12:08, 15 December 2021

US Federal Reserve in Washington, DC
Market predicts tapering, with complete by spring 2022 – Photo: Shutterstock

The Federal Open Market Committee (FOMC) meeting is the key market event of the day.

Investors will be paying particular attention to how much the US Federal Reserve will slow monthly asset purchases (tapering) from the current pace of $15bn (£11.3bn) monthly, as well as how the members' estimates for the interest rate-hike cycle (dot-chart) and economic projections in the coming years have evolved.

In September, the dot-chart revealed a median estimate of one rate hike in 2022, followed by three increases in 2023. In the economic projections, inflation forecasts were revised upward from June levels, with PCE inflation predicted to remain at 2.2% in 2022 and 2023 but gradually return to 2% in the long term.

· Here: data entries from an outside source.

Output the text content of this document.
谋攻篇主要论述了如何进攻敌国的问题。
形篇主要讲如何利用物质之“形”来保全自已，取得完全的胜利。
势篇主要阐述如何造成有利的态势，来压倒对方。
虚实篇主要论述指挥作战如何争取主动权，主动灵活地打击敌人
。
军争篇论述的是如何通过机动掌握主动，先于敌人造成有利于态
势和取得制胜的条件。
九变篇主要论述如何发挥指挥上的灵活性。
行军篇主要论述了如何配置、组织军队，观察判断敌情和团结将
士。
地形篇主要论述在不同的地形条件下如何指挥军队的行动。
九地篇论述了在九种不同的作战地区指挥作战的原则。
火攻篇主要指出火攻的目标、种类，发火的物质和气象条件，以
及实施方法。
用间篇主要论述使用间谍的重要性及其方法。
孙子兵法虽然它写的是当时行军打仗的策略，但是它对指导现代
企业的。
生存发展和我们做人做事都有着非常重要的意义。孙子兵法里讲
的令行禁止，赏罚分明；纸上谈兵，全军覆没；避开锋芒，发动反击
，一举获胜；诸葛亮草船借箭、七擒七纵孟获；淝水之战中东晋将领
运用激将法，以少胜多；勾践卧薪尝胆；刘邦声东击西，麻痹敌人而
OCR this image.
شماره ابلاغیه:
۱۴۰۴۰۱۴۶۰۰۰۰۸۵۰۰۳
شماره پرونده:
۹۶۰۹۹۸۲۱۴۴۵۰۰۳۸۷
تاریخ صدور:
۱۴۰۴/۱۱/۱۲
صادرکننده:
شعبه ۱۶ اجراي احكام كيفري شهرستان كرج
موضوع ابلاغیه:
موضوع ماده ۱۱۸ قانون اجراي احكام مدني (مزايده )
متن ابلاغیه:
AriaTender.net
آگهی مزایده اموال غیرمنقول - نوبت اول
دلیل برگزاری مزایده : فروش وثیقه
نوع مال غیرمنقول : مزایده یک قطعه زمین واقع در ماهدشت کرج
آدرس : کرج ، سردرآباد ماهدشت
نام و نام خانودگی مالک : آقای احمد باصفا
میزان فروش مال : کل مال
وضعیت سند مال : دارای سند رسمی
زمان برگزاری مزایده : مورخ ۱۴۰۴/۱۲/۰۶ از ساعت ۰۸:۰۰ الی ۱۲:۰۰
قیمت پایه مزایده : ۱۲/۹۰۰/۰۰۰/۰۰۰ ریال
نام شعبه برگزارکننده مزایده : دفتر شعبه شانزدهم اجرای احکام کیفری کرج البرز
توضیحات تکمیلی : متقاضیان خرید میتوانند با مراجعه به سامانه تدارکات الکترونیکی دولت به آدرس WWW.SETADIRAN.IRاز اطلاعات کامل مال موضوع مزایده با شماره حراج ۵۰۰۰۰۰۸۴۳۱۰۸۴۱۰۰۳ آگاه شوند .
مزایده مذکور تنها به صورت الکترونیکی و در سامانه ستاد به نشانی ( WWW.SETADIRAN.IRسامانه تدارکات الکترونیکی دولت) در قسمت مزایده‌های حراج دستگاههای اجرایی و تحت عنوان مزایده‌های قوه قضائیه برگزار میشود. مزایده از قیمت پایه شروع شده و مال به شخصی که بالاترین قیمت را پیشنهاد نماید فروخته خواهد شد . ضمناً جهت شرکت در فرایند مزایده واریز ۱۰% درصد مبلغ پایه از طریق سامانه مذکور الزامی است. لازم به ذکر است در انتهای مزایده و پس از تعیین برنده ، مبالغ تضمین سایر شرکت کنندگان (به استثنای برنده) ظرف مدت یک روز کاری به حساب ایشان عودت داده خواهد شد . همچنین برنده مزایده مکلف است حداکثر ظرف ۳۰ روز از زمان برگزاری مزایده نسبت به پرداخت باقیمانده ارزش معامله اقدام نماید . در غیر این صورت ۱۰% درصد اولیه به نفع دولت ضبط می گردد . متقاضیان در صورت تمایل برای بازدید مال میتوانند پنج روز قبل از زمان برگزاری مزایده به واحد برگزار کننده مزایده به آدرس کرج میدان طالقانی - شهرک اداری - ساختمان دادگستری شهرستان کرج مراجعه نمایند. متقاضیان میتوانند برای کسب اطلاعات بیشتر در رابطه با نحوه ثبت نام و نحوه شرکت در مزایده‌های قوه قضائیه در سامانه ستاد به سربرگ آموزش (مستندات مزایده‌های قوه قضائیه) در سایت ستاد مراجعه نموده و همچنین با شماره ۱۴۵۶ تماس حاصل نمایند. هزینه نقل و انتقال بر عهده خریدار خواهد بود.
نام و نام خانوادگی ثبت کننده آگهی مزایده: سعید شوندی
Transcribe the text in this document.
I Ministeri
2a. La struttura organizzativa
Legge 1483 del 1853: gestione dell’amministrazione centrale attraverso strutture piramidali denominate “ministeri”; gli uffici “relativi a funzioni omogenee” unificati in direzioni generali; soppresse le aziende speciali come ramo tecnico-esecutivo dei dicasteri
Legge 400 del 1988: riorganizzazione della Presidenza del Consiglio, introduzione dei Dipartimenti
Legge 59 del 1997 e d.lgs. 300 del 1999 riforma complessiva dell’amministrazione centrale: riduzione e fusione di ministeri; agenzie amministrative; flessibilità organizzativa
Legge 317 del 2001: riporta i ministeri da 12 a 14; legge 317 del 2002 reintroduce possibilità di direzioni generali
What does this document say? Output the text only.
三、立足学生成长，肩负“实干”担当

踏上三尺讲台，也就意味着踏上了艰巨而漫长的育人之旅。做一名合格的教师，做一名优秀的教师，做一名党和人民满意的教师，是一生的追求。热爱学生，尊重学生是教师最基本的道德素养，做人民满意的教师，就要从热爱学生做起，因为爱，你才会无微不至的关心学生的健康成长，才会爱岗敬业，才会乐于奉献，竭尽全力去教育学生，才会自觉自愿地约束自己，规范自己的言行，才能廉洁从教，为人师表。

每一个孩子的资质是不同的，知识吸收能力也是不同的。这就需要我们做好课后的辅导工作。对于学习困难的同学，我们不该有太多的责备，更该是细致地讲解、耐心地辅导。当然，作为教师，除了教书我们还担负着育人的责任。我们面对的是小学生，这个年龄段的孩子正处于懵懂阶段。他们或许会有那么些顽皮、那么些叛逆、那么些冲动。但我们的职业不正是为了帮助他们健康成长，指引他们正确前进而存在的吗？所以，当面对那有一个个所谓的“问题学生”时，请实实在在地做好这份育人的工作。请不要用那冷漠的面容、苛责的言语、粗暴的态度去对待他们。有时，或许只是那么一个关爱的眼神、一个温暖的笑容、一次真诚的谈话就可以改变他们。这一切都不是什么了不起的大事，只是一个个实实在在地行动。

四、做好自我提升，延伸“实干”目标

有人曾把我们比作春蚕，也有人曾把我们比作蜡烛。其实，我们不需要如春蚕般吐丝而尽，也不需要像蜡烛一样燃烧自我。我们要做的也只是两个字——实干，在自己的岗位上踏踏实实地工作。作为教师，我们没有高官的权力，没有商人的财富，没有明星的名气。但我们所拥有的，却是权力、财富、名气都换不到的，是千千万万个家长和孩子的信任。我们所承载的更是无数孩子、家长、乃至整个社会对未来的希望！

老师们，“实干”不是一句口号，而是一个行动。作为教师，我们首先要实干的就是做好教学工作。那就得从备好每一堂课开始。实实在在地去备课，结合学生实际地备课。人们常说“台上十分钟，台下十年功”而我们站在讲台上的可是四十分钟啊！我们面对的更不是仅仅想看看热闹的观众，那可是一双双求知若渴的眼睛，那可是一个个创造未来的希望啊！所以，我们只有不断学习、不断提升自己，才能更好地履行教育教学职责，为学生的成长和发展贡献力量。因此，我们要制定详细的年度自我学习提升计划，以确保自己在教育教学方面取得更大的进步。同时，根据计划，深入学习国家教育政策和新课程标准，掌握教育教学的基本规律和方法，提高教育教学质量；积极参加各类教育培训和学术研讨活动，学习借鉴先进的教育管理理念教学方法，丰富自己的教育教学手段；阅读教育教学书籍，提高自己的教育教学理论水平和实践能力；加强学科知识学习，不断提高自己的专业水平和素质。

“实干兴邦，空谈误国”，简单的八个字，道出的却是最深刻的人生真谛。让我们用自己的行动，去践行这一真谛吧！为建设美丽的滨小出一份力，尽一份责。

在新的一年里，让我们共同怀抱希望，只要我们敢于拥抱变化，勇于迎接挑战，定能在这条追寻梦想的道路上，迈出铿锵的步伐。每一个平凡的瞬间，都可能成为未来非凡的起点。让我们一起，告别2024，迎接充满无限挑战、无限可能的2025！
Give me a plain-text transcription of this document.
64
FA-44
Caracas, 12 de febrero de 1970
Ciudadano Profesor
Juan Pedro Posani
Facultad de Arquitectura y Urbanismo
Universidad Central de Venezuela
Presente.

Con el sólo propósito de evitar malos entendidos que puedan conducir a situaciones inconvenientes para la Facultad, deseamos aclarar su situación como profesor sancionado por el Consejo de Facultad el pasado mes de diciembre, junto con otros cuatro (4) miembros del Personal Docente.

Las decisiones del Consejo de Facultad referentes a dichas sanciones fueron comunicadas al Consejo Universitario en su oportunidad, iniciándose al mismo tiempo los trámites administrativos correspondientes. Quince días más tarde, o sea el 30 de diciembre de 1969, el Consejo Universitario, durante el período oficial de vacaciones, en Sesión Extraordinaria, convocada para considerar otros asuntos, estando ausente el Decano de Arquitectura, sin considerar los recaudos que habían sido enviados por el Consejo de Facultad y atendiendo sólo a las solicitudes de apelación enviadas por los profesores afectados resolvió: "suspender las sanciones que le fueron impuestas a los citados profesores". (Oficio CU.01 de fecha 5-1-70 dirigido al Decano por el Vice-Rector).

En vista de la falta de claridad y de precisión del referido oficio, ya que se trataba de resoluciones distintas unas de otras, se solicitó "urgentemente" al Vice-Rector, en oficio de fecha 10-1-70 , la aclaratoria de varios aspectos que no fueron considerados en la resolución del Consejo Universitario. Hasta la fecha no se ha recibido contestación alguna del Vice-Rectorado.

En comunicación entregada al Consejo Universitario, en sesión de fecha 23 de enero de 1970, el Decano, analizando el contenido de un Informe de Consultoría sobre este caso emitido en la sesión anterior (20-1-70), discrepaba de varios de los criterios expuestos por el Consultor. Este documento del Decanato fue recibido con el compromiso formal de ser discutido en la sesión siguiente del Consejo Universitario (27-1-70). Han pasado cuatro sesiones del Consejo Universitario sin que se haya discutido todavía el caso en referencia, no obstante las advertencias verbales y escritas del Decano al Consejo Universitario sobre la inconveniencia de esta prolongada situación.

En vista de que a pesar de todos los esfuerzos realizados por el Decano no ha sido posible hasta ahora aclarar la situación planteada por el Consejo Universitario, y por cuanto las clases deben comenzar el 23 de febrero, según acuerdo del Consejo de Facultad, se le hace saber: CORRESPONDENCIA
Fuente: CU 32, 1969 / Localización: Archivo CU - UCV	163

Federal Reserve economic and monetary policy projections as of September 2021

a table showing economic projections of the Fed members as of September 2021, and including change in real GDP, Unemployment rate, inflation rate and fed fundsEconomic projections of Federal Reserve Board members and Federal Reserve Bank presidents, under their individual assumptions of projected appropriate monetary policy, September 2021 – Credit: Federalreserve.gov

Since then, US labour market conditions have continued to improve and inflation has continued to climb. The unemployment rate in the United States decreased to 4.2% in November, considerably below market predictions of 4.5%, while inflation increased to 6.8% year-on-year, the highest level since June 1982.

Rising inflation and a tightening labour market indicate that the Fed could likely accelerate the speed of its monetary policy normalisation, even though the new Omicron variant of Covid-19 represents a downside risk to the economic outlook.

Investors should also keep an eye out for a possible shift in communication toward inflation, as Chair Jerome Powell has already declared the time has come to remove the phrase “transitory” from talk of rising prices.

The FOMC press release is set to be issued at 19:00 UTC today, with Chair Powell's press conference beginning at 19:30 UTC.

What analysts expect from the Fed today

The market predicts the Fed will accelerate the pace of tapering, with the process expected to be completed by spring 2022.

According to David Woo, founder and CEO of David Woo Unbound, the Fed will become increasingly more hawkish by tightening financial conditions faster, with the tapering process finishing as early as March 2022, due to a consistently high inflation.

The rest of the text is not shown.